Zeitgeist

Manche Begriffe, die unsere Sprache im Lauf der Zeit hevorgebracht hat, führen oft ein schillerndes Nischendasein und werden nur dann rausgeholt, wenn es gilt gelehrsam zu klingen; ganz so wie Tante Gerda „das gute Geschirr“ nur auf den Tisch stellt, wenn die buckelige Verwandtschaft zum Geburtstagsessen eingeladen ist. Zeitgeist ist so ein Wort, dass gerne verwendet wird, um auf etwas zu verweisen, dass man selbst nicht ganz zu verstehen vermag, weil der „Geist der Zeiten“ eine wankelmütige Geliebte ist. Immer wieder hört man – zumindest in Kreisen, die sich mit Fragen der Organisationspsychologie und Wirtschaftswissenschaft befassen – die Behauptung, wir leben in einer „VUKA-WeltVolatil, Unsicher, Komplex, Ambivalent; übersetzt für Normalos heißt das, unübersichtlich und daher hinsichtlich zukünftiger Entwicklungen schlecht einschätzbar. Und wenn man sich den Zustand unserer Welt heute anschaut, und kurz über das letzte Jahr nachdenkt, ist diese Einschätzung ja auch nicht falsch. Sie begrenzt sich aus Sicht ihrer Schöpfer aber vor allem auf das Agieren von Unternehmen mit Gewinnerzielungsabsicht, die auf Grund der VUKAZITÄT der Welt jetzt größere Probleme mit dem guten alten Kohleschaffeln haben…

Blumen sind nicht zeitgeistig!

Ich bin jetzt definitiv NICHT gegen das Geldverdienen als solches.

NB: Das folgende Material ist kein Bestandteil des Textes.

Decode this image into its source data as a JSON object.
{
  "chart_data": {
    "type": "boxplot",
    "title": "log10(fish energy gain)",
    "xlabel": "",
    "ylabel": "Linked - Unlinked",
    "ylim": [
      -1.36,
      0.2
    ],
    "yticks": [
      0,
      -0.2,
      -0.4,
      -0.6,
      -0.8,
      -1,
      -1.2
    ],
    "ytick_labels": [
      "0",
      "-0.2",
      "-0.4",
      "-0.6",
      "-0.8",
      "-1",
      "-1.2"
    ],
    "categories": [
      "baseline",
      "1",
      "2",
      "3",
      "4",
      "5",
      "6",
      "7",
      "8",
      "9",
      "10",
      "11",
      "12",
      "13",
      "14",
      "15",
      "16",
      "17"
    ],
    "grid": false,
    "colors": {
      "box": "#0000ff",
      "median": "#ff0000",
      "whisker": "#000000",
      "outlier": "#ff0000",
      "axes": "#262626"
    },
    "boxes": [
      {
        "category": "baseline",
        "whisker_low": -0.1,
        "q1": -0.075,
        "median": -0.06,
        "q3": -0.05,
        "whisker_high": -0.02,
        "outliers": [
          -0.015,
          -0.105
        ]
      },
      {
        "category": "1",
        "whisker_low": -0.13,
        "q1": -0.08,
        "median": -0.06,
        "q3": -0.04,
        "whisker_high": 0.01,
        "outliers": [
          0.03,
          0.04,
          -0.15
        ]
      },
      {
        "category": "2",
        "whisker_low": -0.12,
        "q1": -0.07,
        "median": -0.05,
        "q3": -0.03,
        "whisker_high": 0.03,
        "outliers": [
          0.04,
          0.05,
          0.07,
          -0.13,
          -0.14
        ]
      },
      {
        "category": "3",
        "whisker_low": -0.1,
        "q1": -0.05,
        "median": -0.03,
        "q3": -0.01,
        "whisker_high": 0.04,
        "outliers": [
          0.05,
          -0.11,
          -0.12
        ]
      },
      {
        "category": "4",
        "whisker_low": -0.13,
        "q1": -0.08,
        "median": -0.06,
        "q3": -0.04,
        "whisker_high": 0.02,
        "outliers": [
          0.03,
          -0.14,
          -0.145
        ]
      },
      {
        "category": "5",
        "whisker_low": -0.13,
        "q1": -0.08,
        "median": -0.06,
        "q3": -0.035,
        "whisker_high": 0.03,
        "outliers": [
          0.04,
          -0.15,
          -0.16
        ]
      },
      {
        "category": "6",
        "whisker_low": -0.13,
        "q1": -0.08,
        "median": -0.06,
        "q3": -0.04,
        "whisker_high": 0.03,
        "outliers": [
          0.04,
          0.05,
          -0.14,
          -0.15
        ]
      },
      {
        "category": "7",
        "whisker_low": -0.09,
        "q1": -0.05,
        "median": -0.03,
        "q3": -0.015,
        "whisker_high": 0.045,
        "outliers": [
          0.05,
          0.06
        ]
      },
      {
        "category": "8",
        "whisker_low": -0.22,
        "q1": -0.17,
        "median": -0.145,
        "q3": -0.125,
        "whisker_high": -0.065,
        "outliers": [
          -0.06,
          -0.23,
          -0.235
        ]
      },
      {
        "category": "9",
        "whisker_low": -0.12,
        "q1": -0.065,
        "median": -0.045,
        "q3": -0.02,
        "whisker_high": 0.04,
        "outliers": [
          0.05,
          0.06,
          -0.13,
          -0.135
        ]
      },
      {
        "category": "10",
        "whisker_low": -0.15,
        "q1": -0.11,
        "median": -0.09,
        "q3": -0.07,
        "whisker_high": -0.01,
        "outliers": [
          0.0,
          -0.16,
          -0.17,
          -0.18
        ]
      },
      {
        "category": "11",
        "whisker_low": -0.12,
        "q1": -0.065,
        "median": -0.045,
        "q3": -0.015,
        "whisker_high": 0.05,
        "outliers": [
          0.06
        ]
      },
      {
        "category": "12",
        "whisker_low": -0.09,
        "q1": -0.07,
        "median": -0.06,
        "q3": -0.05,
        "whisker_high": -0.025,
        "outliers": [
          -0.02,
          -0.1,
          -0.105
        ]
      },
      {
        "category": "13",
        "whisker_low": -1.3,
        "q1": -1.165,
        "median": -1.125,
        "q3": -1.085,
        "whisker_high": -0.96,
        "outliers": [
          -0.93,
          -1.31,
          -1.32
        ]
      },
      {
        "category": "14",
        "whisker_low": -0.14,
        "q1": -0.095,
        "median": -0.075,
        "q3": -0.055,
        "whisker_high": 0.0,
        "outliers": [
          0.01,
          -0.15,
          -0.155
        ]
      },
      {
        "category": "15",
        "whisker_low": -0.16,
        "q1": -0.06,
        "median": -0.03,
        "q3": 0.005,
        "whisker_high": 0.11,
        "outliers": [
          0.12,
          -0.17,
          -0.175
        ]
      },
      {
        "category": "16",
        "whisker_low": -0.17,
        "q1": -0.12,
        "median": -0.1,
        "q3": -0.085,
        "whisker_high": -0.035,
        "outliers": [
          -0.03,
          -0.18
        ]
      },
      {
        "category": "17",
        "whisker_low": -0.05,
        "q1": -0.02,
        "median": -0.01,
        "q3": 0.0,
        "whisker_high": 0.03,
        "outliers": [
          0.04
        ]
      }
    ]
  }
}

Auch auf dem Tisch meiner Familie sollte sich Essen finden, in unseren Schränken was zum Anziehen, das eine oder andere Buch zum Lesen und vielleicht auch ein paar Ausrüstungsgegenstände für die weitere Freizeitgestaltung. Aber die Beschränkung auf den Homo Öconomicus, also den Mensch der (so gut wie) alles Tun und Lassen wirtschaftlichen Prinzipien unterordnet, war mir schon immer zu plump. Ich kann auch mit Frugalismus in seinen unterschiedlichen Ausprägungen nichts anfangen, denn der Mensch lebt im Hier und Jetzt und alles Planen für eine imaginierte Zukunft kann nicht darüber hinwegtäuschen, dass KEINER von uns an der unüberwindbaren Barriere der nächsten Sekunde vorbeikommt. Wirklich KEINER! Vor diesem Hintergrund ist der Begriff Zeitgeist für mich umso interpretationsbedürftiger, wenn er doch vor allem von Zeitungsmenschen benutzt wird, um synonym für „das Denken der Menschen in unserer Zeit“ zu stehen. Denn diese Annahme ist schlicht falsch. Goethe sagt über den Zeitgeist in „Faust. Der Tragödie erster Teil.“

Was ihr den Geist der Zeiten heißt,
Das ist im Grund der Herren eigner Geist,
In dem die Zeiten sich bespiegeln.

Und er führt an anderer Stelle weiter aus:

„Wenn eine Seite nun besonders hervortritt, sich der Menge bemächtigt und in dem Grade triumphiert, daß die entgegengesetzte sich in die Enge zurückziehen und für den Augenblick im stillen verbergen muß, so nennt man jenes Übergewicht den Zeitgeist, der denn auch eine Zeitlang sein Wesen treibt.“

Hier wird darauf verwiesen, dass aus Goethes Sicht jene, welche die Macht in Händen halten, auch den Zeitgeist diktieren. Unsere kontemporäre Feuilletonaille (Menschoide, die heutzutage den Feuilleton der Zeitungen gestalten, sofern es eine solche Institution in einem gegebenen Medium überhaupt noch gibt) neigt jedoch dazu, Zeitgeist fälschlicherweise als Synonym für Mode, Trend, Mainstream zu benutzen. Schon Herder, dem die Schöpfung des Begriffes zugeschrieben wird, wies jedoch auf die Begrenztheit der Wahrnehmung der eigenen zeitgenössischen Kultur(Praktiken) hin. Darin schwingt – im mittleren 18. Jahrhundert – das Verständnis dafür mit, dass Kultur und ihre Produkte nichts statisches sind, sondern im Gegenteil ein voranschreitender Prozess, der immer schon den Samen der eigenen Veränderung hin zu etwas Anderem in sich trägt. Bei Herder wird das jedoch nicht positiv gesehen, weil er den Zeitgeist nur dort sieht, wo die Abwendung von der Religion stattfände. Der Begriff war also Anfang durchaus negativ konnotiert. DAS hat sich gewandelt. Der zuvor beschrieene Geist der Zeiten wurde in den Revolutionen des späten 18. und beginnenden 19. Jahrhunderts als Geist der Befreiung vom Joch der Monarchie gesehen und hat sich in der Folge bis heute zu einem ambivalenten Blick auf die immer neugestaltige Entwicklung des Zeitgeschehens gewandelt… um dann allzu billig als bloßes Synonym benutzt zu werden. Übrigens auch im englischsprachigen Raum, wo Zeitgeist als Lehnwort mit nahezu identischem Bedeutungsgehalt benutzt wird und auch ein passendes Adjektiv bekommen hat: zeitgeisty…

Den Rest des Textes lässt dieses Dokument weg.